The moral of that story is that it's perfectly fine to perform gruesome medical experiments on sentient creatures so long as your heart is in the right place. You believe the dolphin is intelligent, so you hack up its brain and install a bunch of mechanical equipment to prove its intelligence to everyone. (Hey, you used anasthetic, right?)
The series lasted for a while after that episode. More than a season, anyway. So completely had I lost interest that neither the fate of the dolphin nor the general direction of the series afterwards even registered with me. I don't even know how long it lasted.
There was something about some kind of undersea war going on when the first season ended, but I don't remember who was fighting whom. The United Nations was running the planet, so there were no wars anymore [insert picture of guy rolling his eyes] but somehow there was a war taking place under the sea!
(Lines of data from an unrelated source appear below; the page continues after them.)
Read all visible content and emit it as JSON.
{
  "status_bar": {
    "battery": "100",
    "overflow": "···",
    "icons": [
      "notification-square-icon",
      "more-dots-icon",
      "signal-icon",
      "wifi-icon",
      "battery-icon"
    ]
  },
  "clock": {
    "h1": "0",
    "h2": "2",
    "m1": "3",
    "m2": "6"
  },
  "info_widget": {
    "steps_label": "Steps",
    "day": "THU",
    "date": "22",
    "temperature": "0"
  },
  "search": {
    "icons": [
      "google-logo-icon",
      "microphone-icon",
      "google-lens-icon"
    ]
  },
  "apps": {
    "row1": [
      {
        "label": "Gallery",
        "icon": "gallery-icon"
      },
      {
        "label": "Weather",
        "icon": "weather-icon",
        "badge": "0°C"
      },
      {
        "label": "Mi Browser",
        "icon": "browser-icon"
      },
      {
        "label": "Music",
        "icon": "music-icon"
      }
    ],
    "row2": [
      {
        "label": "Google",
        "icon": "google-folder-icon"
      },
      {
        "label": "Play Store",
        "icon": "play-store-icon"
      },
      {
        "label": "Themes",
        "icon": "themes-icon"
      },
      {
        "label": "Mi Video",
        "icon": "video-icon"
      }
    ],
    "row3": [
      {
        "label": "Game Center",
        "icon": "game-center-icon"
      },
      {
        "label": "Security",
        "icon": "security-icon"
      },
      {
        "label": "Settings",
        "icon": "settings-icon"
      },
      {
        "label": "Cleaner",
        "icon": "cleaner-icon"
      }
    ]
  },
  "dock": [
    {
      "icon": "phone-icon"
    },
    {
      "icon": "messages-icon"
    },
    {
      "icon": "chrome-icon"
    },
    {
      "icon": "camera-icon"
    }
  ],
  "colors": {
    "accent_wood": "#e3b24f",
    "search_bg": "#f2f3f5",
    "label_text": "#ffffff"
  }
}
There might have been aliens in the mix, too, somewhere.
Some time later I was visiting a friend in Cedar Rapids, and for some reason SQ came up in conversation. He then imitated Darwin's voder and wheezed,
"Darwin needs to be shot!"
I laughed until tears came. Until then, I thought I was the only person who had hated that fucking dolphin; and here one of my friends from high school (who himself is a very lefty-liberal type) also hated the fucking dolphin.
Sometimes it's nice to know you're not the only one.